Recent advancements in generative Artificial Intelligence, notably large language models (LLMs), have shown tremendous potential in comprehending and generating natural language. While these generalist models perform well across diverse tasks, they fail to capture in-depth domain-specific knowledge, particularly in biomedicine. Furthermore, despite the relevant superior performances compared to open-source alternatives, the disadvantages of closed-source models were rarely discussed or even mentioned. The lack of transparency of closed-source models makes it challenging to understand the model behavior and troubleshoot customized variants.

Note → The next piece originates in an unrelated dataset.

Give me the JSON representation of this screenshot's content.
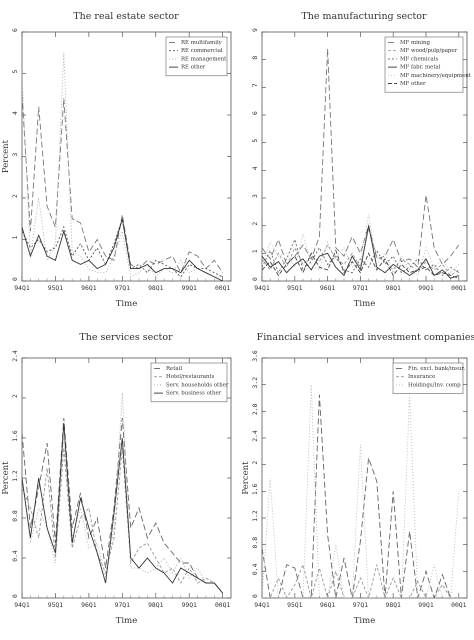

Moreover, reliance on closed-source models raises the risks associated with changes in service terms or discontinuation of services, which pose a critical threat to long-term projects. Open-source models provide a promising solution to mitigate the above risks.
While multiple open-source model architectures were proposed for either general-purpose foundation models or specifically for text summarization, few have been optimized to synthesize medical evidence. Gutierrez et al. compared the in-context learning performance of GPT-3 with fine-tuned BERT models on named-entity recognition tasks in the biomedical domain. Tang et al. assessed zero-shot GPT-3.5 and ChatGPT on summarizing Cochrane review abstracts. The above-related studies, however, did not focus on fine-tuning open-source models for medical evidence summarization. It's also unclear to what degree the optimization strategies, e.g., few-shot learning or fine-tuning, can help bridge the performance gap between open-source models and cutting-edge closed-source alternatives. To quantitively assess fine-tuning technologies to enhance open-source LLMs for medical evidence summarization, we experimented with three broadly used open-sourced LLMs: PRIMERA, LongT5, and Llama-2, including both architectures designed specifically for text summarization and architectures of generalist foundation models. Fine-tuning these models is challenging due to the substantial requirement for computational resources and the risk of catastrophic forgetting, a phenomenon in machine learning where the performance degrades on tasks where the LLM initially performed well. To address these issues, we employed low-rank adaptation (LoRA), which is a parameter-efficient fine-tuning method focusing on updating only a minimal amount of model parameters during the fine-tuning process.
To facilitate future studies on leveraging LLMs for medical evidence summarization, we present a benchmark dataset, MedReview, consisting of 8161 pairs of meta-analysis results and narrative summaries from the Cochrane Library, published on 37 topics between April 1996 and June 2023. The dataset consists of training, validation, and test sets (see details in the "Method" section and Supplementary Table 1). This collection is an extension of our previous study of evaluating LLMs for evidence summarization and covers a wider range of specialties and writing styles, which highlight common text summarization challenges (Fig. 1a).